ECHO (Early Cinema History Online) is hosted by the Department of Communication Arts at the University of Wisconsin–Madison and engineered by Derek Long, then a Ph.D. candidate, now an Assistant Professor of Media and Cinema Studies, at the University of Illinois at Urbana-Champaign. The data compilation and indexing was initially produced from Einar Lauritzen and Gunnar Lundquist, under the title American Film-index 1908-1915: Motion Pictures, July 1908 — December 1915. This information was then digitized by Paul Spehr and Susan Dalton, with the aid of Larry Karr, and published by McFarland Publishing in 1996 as American film personnel and company credits, 1908-1920 : filmographies reordered by authoritative organizational and personal names from Lauritzen and Lundquist's American film-index.

The searchable online database format allows for trend searches and pattern matching. For example, "Databases can also help us to validate, refute or differentiate hypothesis.

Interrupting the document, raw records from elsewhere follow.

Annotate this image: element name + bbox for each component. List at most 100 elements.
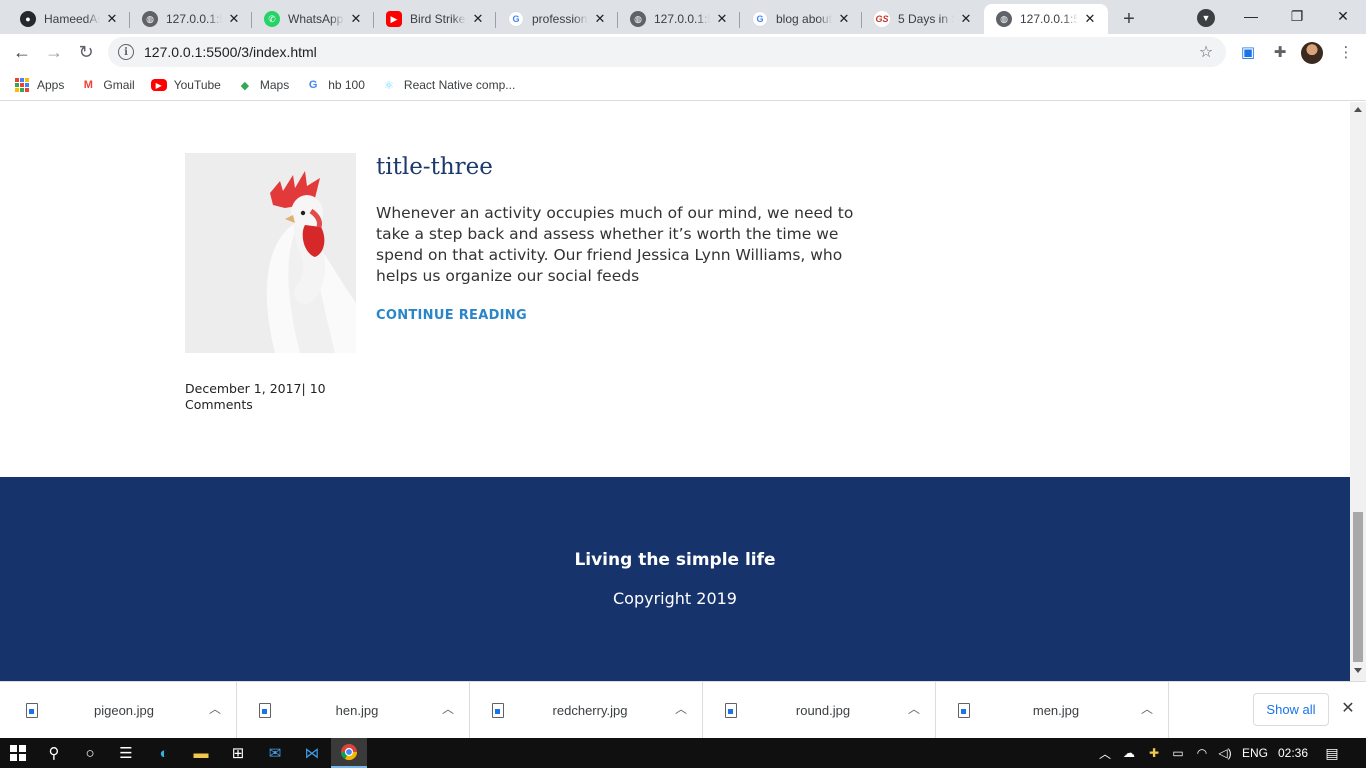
notifications-icon[interactable]: ▤ bbox=[1322, 745, 1342, 761]
back-arrow-icon[interactable]: ← bbox=[8, 38, 36, 66]
file-explorer-icon[interactable]: ▬ bbox=[183, 738, 219, 768]
tab-title: profession bbox=[532, 12, 588, 26]
address-bar[interactable]: i 127.0.0.1:5500/3/index.html ☆ bbox=[108, 37, 1226, 67]
tab-title: Bird Strike bbox=[410, 12, 466, 26]
close-icon[interactable]: ✕ bbox=[1339, 699, 1357, 717]
bookmark-star-icon[interactable]: ☆ bbox=[1194, 42, 1218, 62]
scroll-down-icon[interactable] bbox=[1354, 668, 1362, 673]
new-tab-button[interactable]: + bbox=[1116, 6, 1142, 32]
browser-toolbar: ← → ↻ i 127.0.0.1:5500/3/index.html ☆ ▣ … bbox=[0, 34, 1366, 70]
apps-icon bbox=[14, 77, 30, 93]
close-icon[interactable]: ✕ bbox=[470, 11, 486, 27]
chevron-up-icon[interactable]: ︿ bbox=[442, 700, 454, 717]
wifi-icon[interactable]: ◠ bbox=[1194, 746, 1210, 760]
tab-title: WhatsApp bbox=[288, 12, 344, 26]
tab-whatsapp[interactable]: ✆ WhatsApp ✕ bbox=[252, 4, 374, 34]
youtube-icon: ▶ bbox=[386, 11, 402, 27]
chevron-up-icon[interactable]: ︿ bbox=[908, 700, 920, 717]
tab-title: blog about bbox=[776, 12, 832, 26]
tab-google-2[interactable]: G blog about ✕ bbox=[740, 4, 862, 34]
profile-avatar[interactable] bbox=[1301, 42, 1323, 64]
file-icon bbox=[26, 703, 38, 718]
tray-app-icon[interactable]: ✚ bbox=[1145, 746, 1163, 760]
bookmark-react-native[interactable]: ⚛ React Native comp... bbox=[381, 77, 515, 93]
tab-search-icon[interactable]: ▼ bbox=[1197, 9, 1215, 27]
google-icon: G bbox=[508, 11, 524, 27]
page-scrollbar[interactable] bbox=[1350, 102, 1366, 681]
menu-kebab-icon[interactable]: ⋮ bbox=[1336, 42, 1356, 62]
search-icon[interactable]: ⚲ bbox=[36, 738, 72, 768]
mail-icon[interactable]: ✉ bbox=[257, 738, 293, 768]
tab-localhost-active[interactable]: ◍ 127.0.0.1:5 ✕ bbox=[984, 4, 1108, 34]
forward-arrow-icon[interactable]: → bbox=[40, 38, 68, 66]
close-icon[interactable]: ✕ bbox=[226, 11, 242, 27]
post-meta: December 1, 2017| 10 Comments bbox=[185, 381, 326, 412]
bookmark-maps[interactable]: ◆ Maps bbox=[237, 77, 290, 93]
bookmark-gmail[interactable]: M Gmail bbox=[80, 77, 135, 93]
download-item[interactable]: pigeon.jpg ︿ bbox=[4, 682, 237, 739]
tab-title: HameedAs bbox=[44, 12, 100, 26]
windows-start-icon[interactable] bbox=[0, 738, 36, 768]
chevron-up-icon[interactable]: ︿ bbox=[209, 700, 221, 717]
battery-icon[interactable]: ▭ bbox=[1170, 746, 1186, 760]
youtube-icon: ▶ bbox=[150, 79, 167, 91]
scroll-up-icon[interactable] bbox=[1354, 107, 1362, 112]
close-icon[interactable]: ✕ bbox=[592, 11, 608, 27]
language-indicator[interactable]: ENG bbox=[1240, 746, 1270, 760]
tab-google-1[interactable]: G profession ✕ bbox=[496, 4, 618, 34]
close-icon[interactable]: ✕ bbox=[104, 11, 120, 27]
extensions-puzzle-icon[interactable]: ✚ bbox=[1270, 42, 1290, 62]
tab-github[interactable]: ● HameedAs ✕ bbox=[8, 4, 130, 34]
clock[interactable]: 02:36 bbox=[1276, 746, 1310, 760]
minimize-button[interactable]: — bbox=[1228, 0, 1274, 32]
file-icon bbox=[492, 703, 504, 718]
reload-icon[interactable]: ↻ bbox=[72, 38, 100, 66]
screencast-icon[interactable]: ▣ bbox=[1238, 42, 1258, 62]
footer-title: Living the simple life bbox=[574, 550, 776, 570]
download-item[interactable]: redcherry.jpg ︿ bbox=[470, 682, 703, 739]
close-icon[interactable]: ✕ bbox=[714, 11, 730, 27]
restore-button[interactable]: ❐ bbox=[1274, 0, 1320, 32]
url-text[interactable]: 127.0.0.1:5500/3/index.html bbox=[144, 44, 1194, 60]
tab-title: 127.0.0.1:5 bbox=[654, 12, 710, 26]
tab-5-days[interactable]: GS 5 Days in S ✕ bbox=[862, 4, 984, 34]
download-item[interactable]: men.jpg ︿ bbox=[936, 682, 1169, 739]
chevron-up-icon[interactable]: ︿ bbox=[1098, 746, 1112, 761]
chevron-up-icon[interactable]: ︿ bbox=[1141, 700, 1153, 717]
tab-localhost-1[interactable]: ◍ 127.0.0.1:5 ✕ bbox=[130, 4, 252, 34]
file-icon bbox=[958, 703, 970, 718]
continue-reading-link[interactable]: CONTINUE READING bbox=[376, 308, 527, 323]
close-icon[interactable]: ✕ bbox=[1082, 11, 1098, 27]
download-item[interactable]: hen.jpg ︿ bbox=[237, 682, 470, 739]
post-image-rooster bbox=[185, 153, 356, 353]
bookmark-youtube[interactable]: ▶ YouTube bbox=[150, 78, 221, 92]
tab-title: 127.0.0.1:5 bbox=[166, 12, 222, 26]
tab-youtube[interactable]: ▶ Bird Strike ✕ bbox=[374, 4, 496, 34]
close-icon[interactable]: ✕ bbox=[348, 11, 364, 27]
onedrive-cloud-icon[interactable]: ☁ bbox=[1120, 746, 1138, 760]
bookmark-hb100[interactable]: G hb 100 bbox=[305, 77, 365, 93]
chevron-up-icon[interactable]: ︿ bbox=[675, 700, 687, 717]
bookmark-label: hb 100 bbox=[328, 78, 365, 92]
close-window-button[interactable]: ✕ bbox=[1320, 0, 1366, 32]
chrome-icon[interactable] bbox=[331, 738, 367, 768]
download-item[interactable]: round.jpg ︿ bbox=[703, 682, 936, 739]
site-info-icon[interactable]: i bbox=[118, 44, 134, 60]
github-icon: ● bbox=[20, 11, 36, 27]
volume-icon[interactable]: ◁) bbox=[1216, 746, 1234, 760]
close-icon[interactable]: ✕ bbox=[958, 11, 974, 27]
bookmark-label: React Native comp... bbox=[403, 78, 516, 92]
vscode-icon[interactable]: ⋈ bbox=[294, 738, 330, 768]
close-icon[interactable]: ✕ bbox=[836, 11, 852, 27]
tab-localhost-2[interactable]: ◍ 127.0.0.1:5 ✕ bbox=[618, 4, 740, 34]
edge-icon[interactable]: ◐ bbox=[146, 738, 182, 768]
task-view-icon[interactable]: ☰ bbox=[108, 738, 144, 768]
gmail-icon: M bbox=[83, 79, 93, 91]
react-icon: ⚛ bbox=[383, 79, 394, 92]
google-icon: G bbox=[308, 79, 318, 91]
scroll-thumb[interactable] bbox=[1353, 512, 1363, 662]
store-icon[interactable]: ⊞ bbox=[220, 738, 256, 768]
bookmark-apps[interactable]: Apps bbox=[14, 77, 64, 93]
show-all-button[interactable]: Show all bbox=[1253, 693, 1329, 726]
cortana-icon[interactable]: ○ bbox=[72, 738, 108, 768]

The online platform (ECHO), for instance, provides further evidence that at the beginning of the 20th century, a relatively large number of women in the US-American film industry had worked as scriptwriters. In order to come to this conclusion or rather to affirm existing research, media historian Derek Long, who created this filmographic database, compared the credits of 35,000 films which appeared in the US from 1908 to 1920 to the female names gathered in the Women Film Pioneers Project."

Users are encouraged to submit corrections or additions, including additional datasets.